L’affaire Cahuzac, qui vient d’éclater au moment où j’écris ces lignes, est révélatrice de l’état de notre société. Un homme qui à plusieurs reprises a affirmé péremptoirement, « je n’ai jamais eu de compte à l’étranger. Ni maintenant, ni jamais », se trouve acculé à devoir avouer le contraire. Un homme qui s’était fait profession de combattre la corruption et la fraude fiscale a menti sur ses propres pratiques. Un homme s’est ainsi laissé entraîner dans la spirale du mensonge et est devenu son pire ennemi.
Est-ce un cas isolé ? Hélas, non. La corruption morale est devenue une gangrène collective.
Nous vivons dans un pays où un ancien président de la République et un ancien Premier ministre ont été tous deux condamnés pour la rémunération d’emplois fictifs. Nicolas Sarkozy se trouve mis en examen pour abus de faiblesse dans l’affaire Bettencourt. Affaire dans laquelle viennent tour à tour de se suicider l’avocat de la fille de Liliane Bettencourt, Olivier Metzner, ainsi que l’homme qui a supervisé l’affaire à la police judiciaire, Noël Robin.
Le scandale Tapie est encore plus éclatant. Voilà un homme qui a été d’abord soutenu par François Mitterrand pour torpiller la carrière politique de Michel Rocard, puis qui s’est rallié à la cause de Nicolas Sarkozy et a bénéficié d’un arbitrage arrangé, lui apportant 403 millions d’euros prélevés sur les deniers publics dans le différend commercial Adidas-Crédit lyonnais, soustrait ainsi à la justice ordinaire. Il est établi que c’est Christine Lagarde, alors ministre de l’Economie et aujourd’hui patronne du FMI, qui a signé l’ensemble des actes administratifs ayant conduit à cet arbitrage et a donné de nouvelles instructions écrites, en juillet 2008, pour qu’aucun recours ne soit engagé contre la scandaleuse décision arbitrale. Il reste à prouver qu’elle avait reçu des instructions de l’Elysée à cet effet. Mais quels ont été ces arbitres pour le moins orientés ? Un ancien magistrat, Pierre Estoup, qui avait eu des liens avec Me Lantourne, l’avocat de Bernard Tapie, et aurait donc dû se désister. Et puis encore deux hommes au-dessus de tout soupçon, ou du moins proclamés tels, Jean-Denis Bredin, auteur de référence sur l’affaire Dreyfus, et Pierre Mazeaud, ancien président du Conseil constitutionnel après Me Roland Dumas. Nous ne parlerons pas des autres scandales d’une République dévoyée par l’environnement d’une finance devenue folle.
C’est dans ces circonstances qu’un changement de cap s’impose.
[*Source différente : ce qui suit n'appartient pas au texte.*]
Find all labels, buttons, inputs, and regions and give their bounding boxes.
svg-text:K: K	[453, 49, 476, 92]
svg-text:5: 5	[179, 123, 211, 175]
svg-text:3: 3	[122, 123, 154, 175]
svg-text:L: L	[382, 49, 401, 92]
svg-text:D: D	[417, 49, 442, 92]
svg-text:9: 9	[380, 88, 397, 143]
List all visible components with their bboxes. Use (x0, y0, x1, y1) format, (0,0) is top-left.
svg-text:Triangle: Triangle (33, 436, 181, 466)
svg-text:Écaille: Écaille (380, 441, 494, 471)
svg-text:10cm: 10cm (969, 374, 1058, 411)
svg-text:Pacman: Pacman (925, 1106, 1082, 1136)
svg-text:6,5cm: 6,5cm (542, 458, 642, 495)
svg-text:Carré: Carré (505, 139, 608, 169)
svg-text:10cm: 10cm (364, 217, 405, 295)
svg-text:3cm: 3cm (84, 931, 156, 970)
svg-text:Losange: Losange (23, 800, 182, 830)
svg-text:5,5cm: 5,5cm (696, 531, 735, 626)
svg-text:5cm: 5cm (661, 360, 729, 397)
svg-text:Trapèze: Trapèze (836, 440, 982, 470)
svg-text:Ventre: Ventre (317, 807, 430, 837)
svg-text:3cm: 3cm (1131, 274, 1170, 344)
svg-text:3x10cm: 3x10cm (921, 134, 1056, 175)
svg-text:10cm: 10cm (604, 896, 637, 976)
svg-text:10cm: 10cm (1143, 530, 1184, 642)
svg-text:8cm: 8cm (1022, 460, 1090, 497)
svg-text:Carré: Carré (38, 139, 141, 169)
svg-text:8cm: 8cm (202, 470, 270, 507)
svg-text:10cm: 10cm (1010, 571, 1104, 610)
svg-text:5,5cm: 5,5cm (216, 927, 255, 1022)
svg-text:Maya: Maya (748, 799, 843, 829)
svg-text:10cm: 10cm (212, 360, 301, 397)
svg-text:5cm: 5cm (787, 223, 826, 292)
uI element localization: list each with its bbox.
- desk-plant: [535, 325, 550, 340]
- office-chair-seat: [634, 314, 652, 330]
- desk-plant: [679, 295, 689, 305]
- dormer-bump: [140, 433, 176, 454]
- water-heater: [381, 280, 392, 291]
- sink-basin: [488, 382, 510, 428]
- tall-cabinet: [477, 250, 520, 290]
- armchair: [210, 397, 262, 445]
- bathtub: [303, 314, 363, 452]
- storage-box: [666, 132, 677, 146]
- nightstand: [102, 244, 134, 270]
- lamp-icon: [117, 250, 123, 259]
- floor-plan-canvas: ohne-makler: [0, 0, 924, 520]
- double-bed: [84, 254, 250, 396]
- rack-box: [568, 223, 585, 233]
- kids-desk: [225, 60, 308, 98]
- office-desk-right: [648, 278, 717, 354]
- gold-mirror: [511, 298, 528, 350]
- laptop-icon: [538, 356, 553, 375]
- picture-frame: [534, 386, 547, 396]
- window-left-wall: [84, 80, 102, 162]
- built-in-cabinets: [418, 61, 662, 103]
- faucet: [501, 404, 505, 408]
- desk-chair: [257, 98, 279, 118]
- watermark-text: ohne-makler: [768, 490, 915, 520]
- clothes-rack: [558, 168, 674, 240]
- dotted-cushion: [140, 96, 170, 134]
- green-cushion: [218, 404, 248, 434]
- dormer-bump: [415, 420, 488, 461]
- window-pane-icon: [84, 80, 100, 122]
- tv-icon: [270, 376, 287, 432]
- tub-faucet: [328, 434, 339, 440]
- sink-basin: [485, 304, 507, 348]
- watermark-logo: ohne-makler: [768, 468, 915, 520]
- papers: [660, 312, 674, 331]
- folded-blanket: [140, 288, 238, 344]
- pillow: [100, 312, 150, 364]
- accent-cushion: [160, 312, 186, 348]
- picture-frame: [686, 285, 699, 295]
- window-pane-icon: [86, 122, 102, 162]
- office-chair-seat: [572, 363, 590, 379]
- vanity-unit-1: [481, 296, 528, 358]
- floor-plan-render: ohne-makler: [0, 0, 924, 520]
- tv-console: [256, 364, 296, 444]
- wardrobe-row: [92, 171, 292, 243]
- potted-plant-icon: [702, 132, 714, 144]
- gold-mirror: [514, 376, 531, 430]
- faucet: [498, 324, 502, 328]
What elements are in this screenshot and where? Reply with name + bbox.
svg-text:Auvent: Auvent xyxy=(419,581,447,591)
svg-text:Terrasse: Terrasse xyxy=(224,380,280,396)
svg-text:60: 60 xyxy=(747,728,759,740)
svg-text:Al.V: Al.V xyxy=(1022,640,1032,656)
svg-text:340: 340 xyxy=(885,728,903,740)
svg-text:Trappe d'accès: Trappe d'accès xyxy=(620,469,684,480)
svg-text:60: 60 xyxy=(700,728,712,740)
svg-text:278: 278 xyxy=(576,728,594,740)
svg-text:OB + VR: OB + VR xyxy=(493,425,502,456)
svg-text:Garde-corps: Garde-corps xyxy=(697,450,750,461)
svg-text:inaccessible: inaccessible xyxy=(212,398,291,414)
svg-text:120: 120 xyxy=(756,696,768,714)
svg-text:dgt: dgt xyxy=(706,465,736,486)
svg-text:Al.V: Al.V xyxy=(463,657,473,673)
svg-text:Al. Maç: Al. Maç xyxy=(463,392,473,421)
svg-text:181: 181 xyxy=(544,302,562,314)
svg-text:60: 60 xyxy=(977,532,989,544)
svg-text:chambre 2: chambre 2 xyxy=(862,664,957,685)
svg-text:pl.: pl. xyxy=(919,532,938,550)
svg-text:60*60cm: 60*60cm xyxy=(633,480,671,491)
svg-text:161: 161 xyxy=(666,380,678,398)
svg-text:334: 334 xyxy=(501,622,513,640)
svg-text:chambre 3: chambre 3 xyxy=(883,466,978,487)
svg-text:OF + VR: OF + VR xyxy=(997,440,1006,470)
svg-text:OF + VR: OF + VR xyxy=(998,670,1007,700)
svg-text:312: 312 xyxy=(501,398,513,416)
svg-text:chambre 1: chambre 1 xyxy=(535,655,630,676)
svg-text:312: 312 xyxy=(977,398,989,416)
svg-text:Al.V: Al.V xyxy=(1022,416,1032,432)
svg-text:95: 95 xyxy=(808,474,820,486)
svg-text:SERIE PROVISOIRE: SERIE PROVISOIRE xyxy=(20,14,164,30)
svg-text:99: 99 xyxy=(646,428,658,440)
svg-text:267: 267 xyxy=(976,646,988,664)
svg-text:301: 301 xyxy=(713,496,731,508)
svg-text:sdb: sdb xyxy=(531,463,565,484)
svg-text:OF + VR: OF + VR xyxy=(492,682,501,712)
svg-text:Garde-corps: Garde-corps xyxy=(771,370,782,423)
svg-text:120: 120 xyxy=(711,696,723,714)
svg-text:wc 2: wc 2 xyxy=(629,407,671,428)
Au lieu de se complaire dans la délectation morbide que procure l’examen de ces turpitudes, nous devons nous ressaisir. Nous voici parvenus, avec les projets en cours aux Etats-Unis, au Canada, en Grande-Bretagne et au sein de l’Union européenne, à un stade de la crise dans lequel le renflouement des mégabanques ne suffit plus pour empêcher le système d’éclater. Alors on se prépare à ponctionner les dépôts des particuliers et des entreprises dans les comptes bancaires ! Preuve en est que lors de l’examen de la réforme bancaire Moscovici, l’amendement visant à séparer l’argent du Fonds de garantie des dépôts du fonds de résolution (prévu pour recapitaliser les banques mourantes) a été par quatre fois rejeté. Il n’y a de toutes façons en caisse du Fonds qu’environ 2 milliards d’euros, face aux quelque 1800 milliards de dépôts éligibles à l’assurance car inférieurs à 100 000 euros.
Le vrai scandale est là, bien plus que dans chacune des « affaires ». Le vrai scandale est que personne, parmi les partis dominants, ne définisse une autre politique nationale et internationale. Il est temps de penser à nouveau à nos deux 18 juin, celui de 1940 et celui de 1954.